Escrito por Anthony Mendes Martins [*]
RESUMO
A atual constituição brasileira é a segunda maior em extensão do mundo, perdendo apenas para a Índia. Com duzentos e cinquenta artigos e seis tratados internacionais com força de emenda constitucional, este documento rege os conflitos de interesse dos grupos que integram uma sociedade. Nesse sentido, é relevante analisar sua construção, evolução, os principais dispositivos e algumas informações da sua história. De forma simples e numa linguagem para que todos entendam, o presente artigo busca apresentar os principais pontos, esclarecer sua estrutura, desenvolvimento, disposições-chave, visando uma compreensão ampla e acessível da Magna Carta.

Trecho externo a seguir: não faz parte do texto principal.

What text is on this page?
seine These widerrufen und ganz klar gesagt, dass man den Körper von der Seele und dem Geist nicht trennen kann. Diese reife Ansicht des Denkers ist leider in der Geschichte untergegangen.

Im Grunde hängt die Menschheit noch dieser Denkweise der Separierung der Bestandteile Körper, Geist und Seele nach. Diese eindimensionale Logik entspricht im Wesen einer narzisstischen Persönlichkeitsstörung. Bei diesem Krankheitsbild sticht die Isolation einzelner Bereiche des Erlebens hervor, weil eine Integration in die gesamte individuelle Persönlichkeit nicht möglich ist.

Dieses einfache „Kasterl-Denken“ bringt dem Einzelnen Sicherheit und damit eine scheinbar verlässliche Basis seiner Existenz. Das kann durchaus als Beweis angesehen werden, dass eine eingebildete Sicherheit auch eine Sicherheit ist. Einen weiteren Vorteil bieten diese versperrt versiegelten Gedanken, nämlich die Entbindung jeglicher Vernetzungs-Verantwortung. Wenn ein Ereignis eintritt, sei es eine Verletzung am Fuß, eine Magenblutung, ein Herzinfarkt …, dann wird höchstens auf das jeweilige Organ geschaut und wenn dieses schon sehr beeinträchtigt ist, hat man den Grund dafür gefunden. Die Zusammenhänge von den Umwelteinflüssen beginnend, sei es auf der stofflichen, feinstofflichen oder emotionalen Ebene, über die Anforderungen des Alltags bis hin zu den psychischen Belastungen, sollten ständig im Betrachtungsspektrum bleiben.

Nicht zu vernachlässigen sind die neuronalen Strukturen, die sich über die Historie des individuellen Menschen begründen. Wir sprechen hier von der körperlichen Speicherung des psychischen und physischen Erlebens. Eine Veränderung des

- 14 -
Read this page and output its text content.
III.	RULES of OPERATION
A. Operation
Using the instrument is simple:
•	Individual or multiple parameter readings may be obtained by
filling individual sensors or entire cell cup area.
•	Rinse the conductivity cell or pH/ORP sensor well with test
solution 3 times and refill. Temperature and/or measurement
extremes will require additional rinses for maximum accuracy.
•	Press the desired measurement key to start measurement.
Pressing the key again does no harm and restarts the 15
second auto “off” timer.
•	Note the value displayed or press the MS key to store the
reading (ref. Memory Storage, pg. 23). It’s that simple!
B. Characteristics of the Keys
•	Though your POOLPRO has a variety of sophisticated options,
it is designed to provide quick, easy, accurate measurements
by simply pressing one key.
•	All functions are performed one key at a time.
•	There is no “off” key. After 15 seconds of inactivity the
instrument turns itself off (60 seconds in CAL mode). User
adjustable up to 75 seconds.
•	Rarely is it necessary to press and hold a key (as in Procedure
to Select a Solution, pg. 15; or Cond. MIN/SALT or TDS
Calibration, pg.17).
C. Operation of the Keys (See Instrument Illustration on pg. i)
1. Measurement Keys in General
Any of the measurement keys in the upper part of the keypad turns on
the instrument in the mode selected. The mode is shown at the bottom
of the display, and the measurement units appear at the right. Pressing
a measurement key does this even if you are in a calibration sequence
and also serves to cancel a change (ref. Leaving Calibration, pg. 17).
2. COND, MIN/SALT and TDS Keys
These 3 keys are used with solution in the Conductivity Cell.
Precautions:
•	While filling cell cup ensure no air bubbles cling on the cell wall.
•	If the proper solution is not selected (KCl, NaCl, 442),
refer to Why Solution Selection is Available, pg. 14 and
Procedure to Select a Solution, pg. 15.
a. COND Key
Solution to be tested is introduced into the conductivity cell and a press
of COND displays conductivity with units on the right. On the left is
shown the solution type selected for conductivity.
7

CONTEXTO HISTÓRICO POLÍTICO
O regime ditatorial militar começou no Brasil em 1964. Entretanto, buscando manter a sensação de normalidade, os representantes do Governo Militar redigiram o texto da Constituição Federal de 1967, aprovado pelo Congresso Nacional e Senado Federal sem alterações substanciais[1]. Assim, o regime fabricou a imagem de proteção aos direitos e a representação da população, mas, ao mesmo tempo, estabeleceu uma nova ordem onde o poder Executivo tinha prioridade sobre os outros dois poderes, provocando uma clara centralização no Presidente da República, que poderia criar os Atos Institucionais (AI), mediante aprovação das forças armadas. Essas normas estavam acima da Constituição Federal e legitimaram as ações políticas do governo militar, conferindo-lhe poderes além dos constitucionais. Ademais, as eleições para presidente, governador e prefeitos passam a ser indiretas, com escolha feita por um Colégio Eleitoral, diminuindo a participação do povo.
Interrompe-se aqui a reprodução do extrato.